LC–MS/MS-based simultaneous quantification of chlorthalidone and cilnidipine in rat plasma: Pharmacokinetic evaluation, green analytical assessment, and DoE-driven optimization

Abstract

A highly sensitive and reproducible liquid chromatography–tandem mass spectrometry (LC–MS/MS) method was systematically developed and optimized using a Quality by Design (QbD) framework for the simultaneous quantification of chlorthalidone and cilnidipine in rat plasma. Critical method variables—organic phase composition, flow rate, and mobile phase pH—were identified through risk assessment and subsequently optimized via Box–Behnken Design to ensure analytical robustness. Optimal chromatographic conditions comprised 20 % organic content, a flow rate of 1.0 mL/min, and a mobile phase pH of 3.0, facilitating efficient resolution of both analytes.
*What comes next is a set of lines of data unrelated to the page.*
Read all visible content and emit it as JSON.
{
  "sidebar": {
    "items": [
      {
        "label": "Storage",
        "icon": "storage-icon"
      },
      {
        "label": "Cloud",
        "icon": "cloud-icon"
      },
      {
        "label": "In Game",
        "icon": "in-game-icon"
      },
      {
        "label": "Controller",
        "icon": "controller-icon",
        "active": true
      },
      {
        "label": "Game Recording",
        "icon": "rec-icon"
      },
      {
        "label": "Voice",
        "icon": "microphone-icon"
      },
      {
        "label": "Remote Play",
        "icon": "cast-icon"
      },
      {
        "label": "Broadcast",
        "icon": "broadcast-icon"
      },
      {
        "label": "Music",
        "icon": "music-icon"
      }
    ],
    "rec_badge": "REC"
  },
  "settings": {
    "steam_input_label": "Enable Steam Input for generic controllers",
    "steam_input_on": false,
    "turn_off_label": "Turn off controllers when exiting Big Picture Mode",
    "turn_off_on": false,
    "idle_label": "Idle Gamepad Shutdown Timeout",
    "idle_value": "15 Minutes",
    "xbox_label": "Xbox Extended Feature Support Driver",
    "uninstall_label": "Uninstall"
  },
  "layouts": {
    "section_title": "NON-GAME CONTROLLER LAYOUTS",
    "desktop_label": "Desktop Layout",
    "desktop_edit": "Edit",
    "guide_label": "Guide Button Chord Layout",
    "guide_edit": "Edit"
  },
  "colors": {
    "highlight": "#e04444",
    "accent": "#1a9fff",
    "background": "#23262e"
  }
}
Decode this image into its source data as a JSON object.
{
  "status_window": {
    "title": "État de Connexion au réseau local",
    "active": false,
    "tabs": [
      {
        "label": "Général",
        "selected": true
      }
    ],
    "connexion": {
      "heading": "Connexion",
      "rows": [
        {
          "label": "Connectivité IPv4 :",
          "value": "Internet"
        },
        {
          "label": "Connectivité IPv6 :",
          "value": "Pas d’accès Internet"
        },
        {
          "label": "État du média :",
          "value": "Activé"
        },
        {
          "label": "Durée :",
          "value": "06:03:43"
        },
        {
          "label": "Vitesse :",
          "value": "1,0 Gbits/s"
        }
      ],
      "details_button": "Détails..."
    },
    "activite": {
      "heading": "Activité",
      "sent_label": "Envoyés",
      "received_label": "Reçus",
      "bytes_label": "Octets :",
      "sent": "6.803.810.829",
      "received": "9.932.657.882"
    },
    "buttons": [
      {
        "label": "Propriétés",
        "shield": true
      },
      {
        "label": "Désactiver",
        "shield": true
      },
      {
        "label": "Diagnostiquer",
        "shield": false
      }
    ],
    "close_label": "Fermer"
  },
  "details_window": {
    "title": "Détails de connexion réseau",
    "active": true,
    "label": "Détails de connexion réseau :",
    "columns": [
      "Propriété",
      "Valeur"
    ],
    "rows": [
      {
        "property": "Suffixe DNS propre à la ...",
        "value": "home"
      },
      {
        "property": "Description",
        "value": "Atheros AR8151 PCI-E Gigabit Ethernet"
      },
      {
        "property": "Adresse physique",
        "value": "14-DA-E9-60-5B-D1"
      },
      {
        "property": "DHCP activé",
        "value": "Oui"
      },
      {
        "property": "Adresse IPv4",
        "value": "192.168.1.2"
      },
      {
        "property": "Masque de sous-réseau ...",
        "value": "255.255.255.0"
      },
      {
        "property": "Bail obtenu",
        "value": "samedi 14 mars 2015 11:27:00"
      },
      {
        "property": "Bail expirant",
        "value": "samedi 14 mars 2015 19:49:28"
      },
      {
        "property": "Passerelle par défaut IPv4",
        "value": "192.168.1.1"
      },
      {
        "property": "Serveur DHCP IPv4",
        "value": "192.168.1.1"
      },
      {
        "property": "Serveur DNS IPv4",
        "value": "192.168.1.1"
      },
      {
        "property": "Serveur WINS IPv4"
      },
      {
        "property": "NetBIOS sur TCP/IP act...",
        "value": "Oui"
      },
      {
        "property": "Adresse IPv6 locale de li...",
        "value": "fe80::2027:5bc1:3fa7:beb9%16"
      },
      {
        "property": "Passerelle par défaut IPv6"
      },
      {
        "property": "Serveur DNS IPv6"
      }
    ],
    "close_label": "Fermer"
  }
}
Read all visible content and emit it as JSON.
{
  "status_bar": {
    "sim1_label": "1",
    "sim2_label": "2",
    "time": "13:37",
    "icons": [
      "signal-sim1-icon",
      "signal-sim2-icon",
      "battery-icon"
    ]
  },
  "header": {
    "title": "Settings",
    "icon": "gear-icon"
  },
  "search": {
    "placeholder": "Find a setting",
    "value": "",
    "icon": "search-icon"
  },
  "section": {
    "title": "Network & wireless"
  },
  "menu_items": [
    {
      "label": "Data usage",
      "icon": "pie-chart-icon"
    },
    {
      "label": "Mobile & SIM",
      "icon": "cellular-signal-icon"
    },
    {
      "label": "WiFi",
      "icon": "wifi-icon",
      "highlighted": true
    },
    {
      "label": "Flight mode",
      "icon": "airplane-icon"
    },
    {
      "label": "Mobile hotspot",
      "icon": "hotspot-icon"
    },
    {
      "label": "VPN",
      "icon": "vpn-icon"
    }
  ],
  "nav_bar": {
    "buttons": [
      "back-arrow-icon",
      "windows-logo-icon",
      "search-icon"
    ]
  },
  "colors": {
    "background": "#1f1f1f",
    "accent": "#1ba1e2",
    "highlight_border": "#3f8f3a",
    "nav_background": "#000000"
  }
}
Detection was achieved in positive electrospray ionization mode using multiple reaction monitoring, with transitions of m/z 339.8909 → 85.0951 for chlorthalidone, m/z 493.5237 → 300.1587 for cilnidipine, and m/z 515.6423 → 342.6158 for telmisartan, employed as the internal standard. Method validation, performed in accordance with European Medicines Agency (EMA) guidelines, demonstrated excellent linearity (r² > 0.998), accuracy, and precision, with coefficient of variation consistently <10 %. The method exhibited strong analyte stability and was successfully applied to the pharmacokinetic evaluation of both drugs in Wistar rats. This DoE-optimized LC–MS/MS platform offers a selective, reliable, and environmentally conscious analytical solution for the preclinical assessment of chlorthalidone and cilnidipine.